Lu dans la presse
|
Publié le 6 Novembre 2017

#Actu #Crif - Francis Kalifat : "La législation française ne dispose pas encore d'un arsenal juridique pour combattre l'antisionisme"

Pour sa première grande interview de rentrée dans Actualité Juive, Francis Kalifat parle de ses attentes en matière de lutte contre l'antisémitisme et de maintien de la pression sur Sentinelle.

Publié le 6 novembre 2017 dans Actu J

Actualité Juive : Qu’attendez-vous du  procès Merah dont le verdict est attendu pour le 2 novembre ?

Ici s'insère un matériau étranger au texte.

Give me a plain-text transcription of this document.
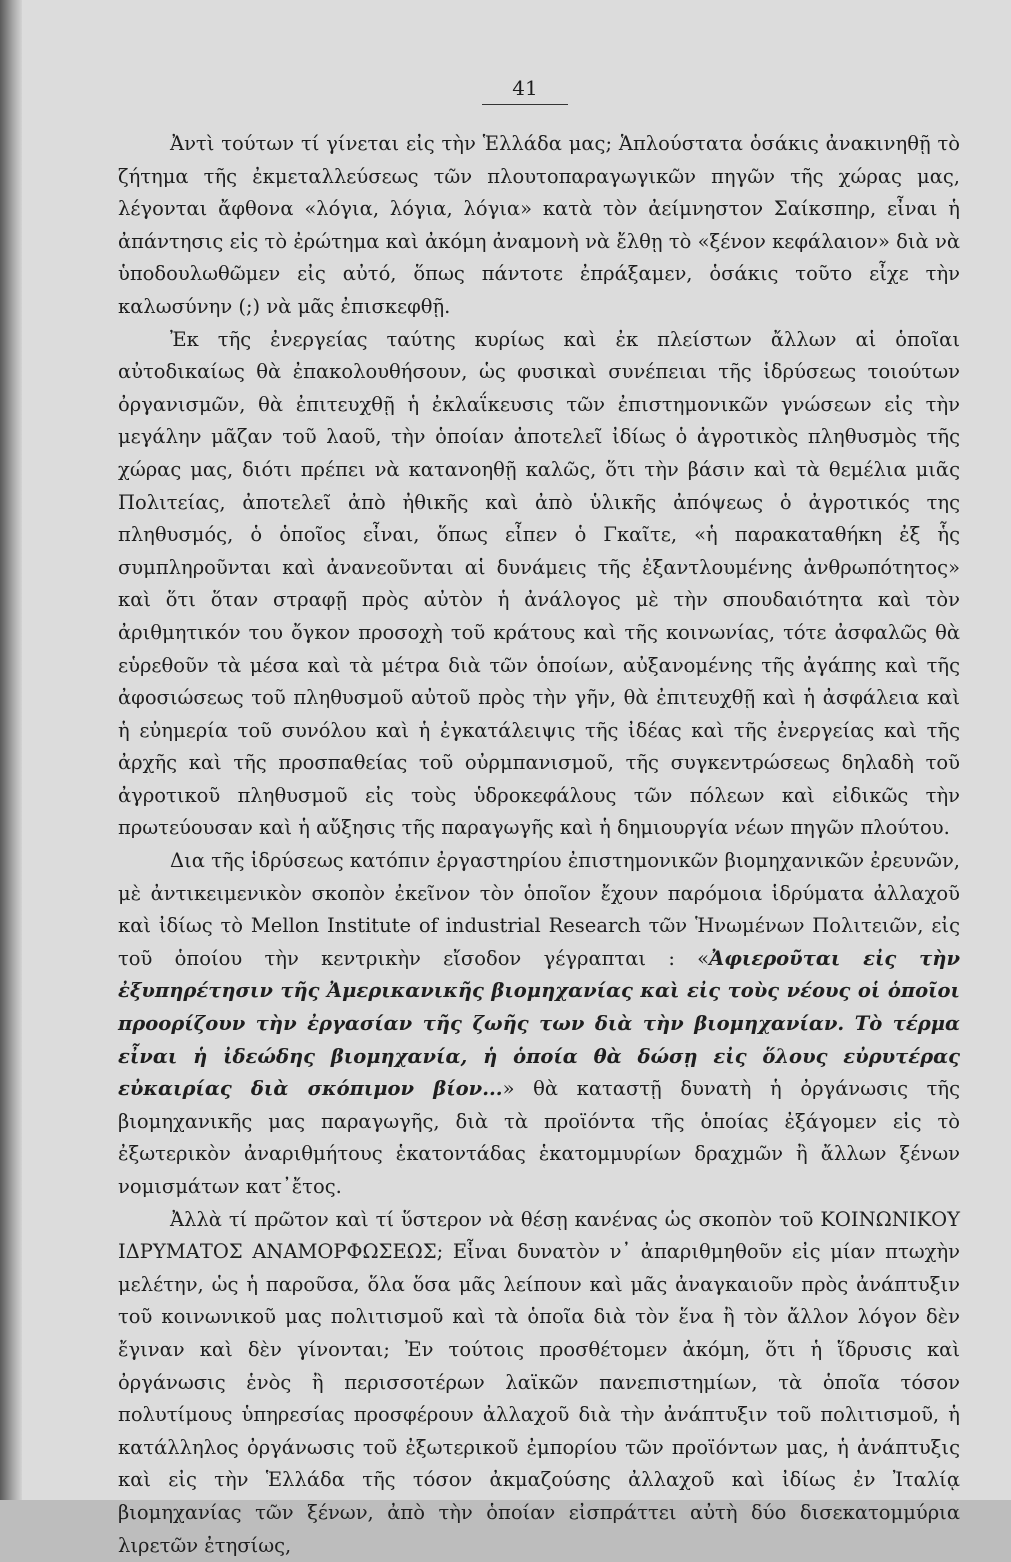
41

Ἀντὶ τούτων τί γίνεται εἰς τὴν Ἑλλάδα μας; Ἁπλούστατα ὁσάκις ἀνακινηθῇ τὸ ζήτημα τῆς ἐκμεταλλεύσεως τῶν πλουτοπαραγωγικῶν πηγῶν τῆς χώρας μας, λέγονται ἄφθονα «λόγια, λόγια, λόγια» κατὰ τὸν ἀείμνηστον Σαίκσπηρ, εἶναι ἡ ἀπάντησις εἰς τὸ ἐρώτημα καὶ ἀκόμη ἀναμονὴ νὰ ἔλθῃ τὸ «ξένον κεφάλαιον» διὰ νὰ ὑποδουλωθῶμεν εἰς αὐτό, ὅπως πάντοτε ἐπράξαμεν, ὁσάκις τοῦτο εἶχε τὴν καλωσύνην (;) νὰ μᾶς ἐπισκεφθῇ.

Ἐκ τῆς ἐνεργείας ταύτης κυρίως καὶ ἐκ πλείστων ἄλλων αἱ ὁποῖαι αὐτοδικαίως θὰ ἐπακολουθήσουν, ὡς φυσικαὶ συνέπειαι τῆς ἱδρύσεως τοιούτων ὀργανισμῶν, θὰ ἐπιτευχθῇ ἡ ἐκλαΐκευσις τῶν ἐπιστημονικῶν γνώσεων εἰς τὴν μεγάλην μᾶζαν τοῦ λαοῦ, τὴν ὁποίαν ἀποτελεῖ ἰδίως ὁ ἀγροτικὸς πληθυσμὸς τῆς χώρας μας, διότι πρέπει νὰ κατανοηθῇ καλῶς, ὅτι τὴν βάσιν καὶ τὰ θεμέλια μιᾶς Πολιτείας, ἀποτελεῖ ἀπὸ ἠθικῆς καὶ ἀπὸ ὑλικῆς ἀπόψεως ὁ ἀγροτικός της πληθυσμός, ὁ ὁποῖος εἶναι, ὅπως εἶπεν ὁ Γκαῖτε, «ἡ παρακαταθήκη ἐξ ἧς συμπληροῦνται καὶ ἀνανεοῦνται αἱ δυνάμεις τῆς ἐξαντλουμένης ἀνθρωπότητος» καὶ ὅτι ὅταν στραφῇ πρὸς αὐτὸν ἡ ἀνάλογος μὲ τὴν σπουδαιότητα καὶ τὸν ἀριθμητικόν του ὄγκον προσοχὴ τοῦ κράτους καὶ τῆς κοινωνίας, τότε ἀσφαλῶς θὰ εὑρεθοῦν τὰ μέσα καὶ τὰ μέτρα διὰ τῶν ὁποίων, αὐξανομένης τῆς ἀγάπης καὶ τῆς ἀφοσιώσεως τοῦ πληθυσμοῦ αὐτοῦ πρὸς τὴν γῆν, θὰ ἐπιτευχθῇ καὶ ἡ ἀσφάλεια καὶ ἡ εὐημερία τοῦ συνόλου καὶ ἡ ἐγκατάλειψις τῆς ἰδέας καὶ τῆς ἐνεργείας καὶ τῆς ἀρχῆς καὶ τῆς προσπαθείας τοῦ οὐρμπανισμοῦ, τῆς συγκεντρώσεως δηλαδὴ τοῦ ἀγροτικοῦ πληθυσμοῦ εἰς τοὺς ὑδροκεφάλους τῶν πόλεων καὶ εἰδικῶς τὴν πρωτεύουσαν καὶ ἡ αὔξησις τῆς παραγωγῆς καὶ ἡ δημιουργία νέων πηγῶν πλούτου.

Δια τῆς ἱδρύσεως κατόπιν ἐργαστηρίου ἐπιστημονικῶν βιομηχανικῶν ἐρευνῶν, μὲ ἀντικειμενικὸν σκοπὸν ἐκεῖνον τὸν ὁποῖον ἔχουν παρόμοια ἱδρύματα ἀλλαχοῦ καὶ ἰδίως τὸ Mellon Institute of industrial Research τῶν Ἡνωμένων Πολιτειῶν, εἰς τοῦ ὁποίου τὴν κεντρικὴν εἴσοδον γέγραπται : «Ἀφιεροῦται εἰς τὴν ἐξυπηρέτησιν τῆς Ἀμερικανικῆς βιομηχανίας καὶ εἰς τοὺς νέους οἱ ὁποῖοι προορίζουν τὴν ἐργασίαν τῆς ζωῆς των διὰ τὴν βιομηχανίαν. Τὸ τέρμα εἶναι ἡ ἰδεώδης βιομηχανία, ἡ ὁποία θὰ δώσῃ εἰς ὅλους εὐρυτέρας εὐκαιρίας διὰ σκόπιμον βίον...» θὰ καταστῇ δυνατὴ ἡ ὀργάνωσις τῆς βιομηχανικῆς μας παραγωγῆς, διὰ τὰ προϊόντα τῆς ὁποίας ἐξάγομεν εἰς τὸ ἐξωτερικὸν ἀναριθμήτους ἑκατοντάδας ἑκατομμυρίων δραχμῶν ἢ ἄλλων ξένων νομισμάτων κατ᾽ἔτος.

Ἀλλὰ τί πρῶτον καὶ τί ὕστερον νὰ θέσῃ κανένας ὡς σκοπὸν τοῦ ΚΟΙΝΩΝΙΚΟΥ ΙΔΡΥΜΑΤΟΣ ΑΝΑΜΟΡΦΩΣΕΩΣ; Εἶναι δυνατὸν ν᾽ ἀπαριθμηθοῦν εἰς μίαν πτωχὴν μελέτην, ὡς ἡ παροῦσα, ὅλα ὅσα μᾶς λείπουν καὶ μᾶς ἀναγκαιοῦν πρὸς ἀνάπτυξιν τοῦ κοινωνικοῦ μας πολιτισμοῦ καὶ τὰ ὁποῖα διὰ τὸν ἕνα ἢ τὸν ἄλλον λόγον δὲν ἔγιναν καὶ δὲν γίνονται; Ἐν τούτοις προσθέτομεν ἀκόμη, ὅτι ἡ ἵδρυσις καὶ ὀργάνωσις ἑνὸς ἢ περισσοτέρων λαϊκῶν πανεπιστημίων, τὰ ὁποῖα τόσον πολυτίμους ὑπηρεσίας προσφέρουν ἀλλαχοῦ διὰ τὴν ἀνάπτυξιν τοῦ πολιτισμοῦ, ἡ κατάλληλος ὀργάνωσις τοῦ ἐξωτερικοῦ ἐμπορίου τῶν προϊόντων μας, ἡ ἀνάπτυξις καὶ εἰς τὴν Ἑλλάδα τῆς τόσον ἀκμαζούσης ἀλλαχοῦ καὶ ἰδίως ἐν Ἰταλίᾳ βιομηχανίας τῶν ξένων, ἀπὸ τὴν ὁποίαν εἰσπράττει αὐτὴ δύο δισεκατομμύρια λιρετῶν ἐτησίως,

Francis Kalifat : Le CRIF s’est constitué partie civile et j’ai moi-même assisté  à plusieurs audiences de ce procès visant le frère de l’assassin des militaires et de Jonathan, Gabriel, Arié Sandler et de Myriam Monsonégo. Je voudrai d’abord vous dire mon émotion  mais aussi saluer l’intelligence, la pertinence et la pugnacité des plaidoiries des avocats des parties civiles maîtres Simon Cohen, Ariel Goldmann, Elie Korchia et Patrick Klugman, entre autres. Puis vous dire ma conviction : l’assassin n’était pas bien sûr ce loup solitaire, mais bien le bras armé de cette idéologie mortifère, l’islamisme radical, qui prospère sur la haine des Juifs, de la France, de ses valeurs et de l’Occident, guidé par son frère pour lequel nous attendons une condamnation  lourde et dissuasive car il en est le mentor, l’idéologue et l’instigateur. Une sanction exemplaire, comme signal à tous les admirateurs de ce meurtrier terroriste. Une sanction exemplaire qui, j’espère, contribuera  à faire reculer les « territoires perdus de la République ».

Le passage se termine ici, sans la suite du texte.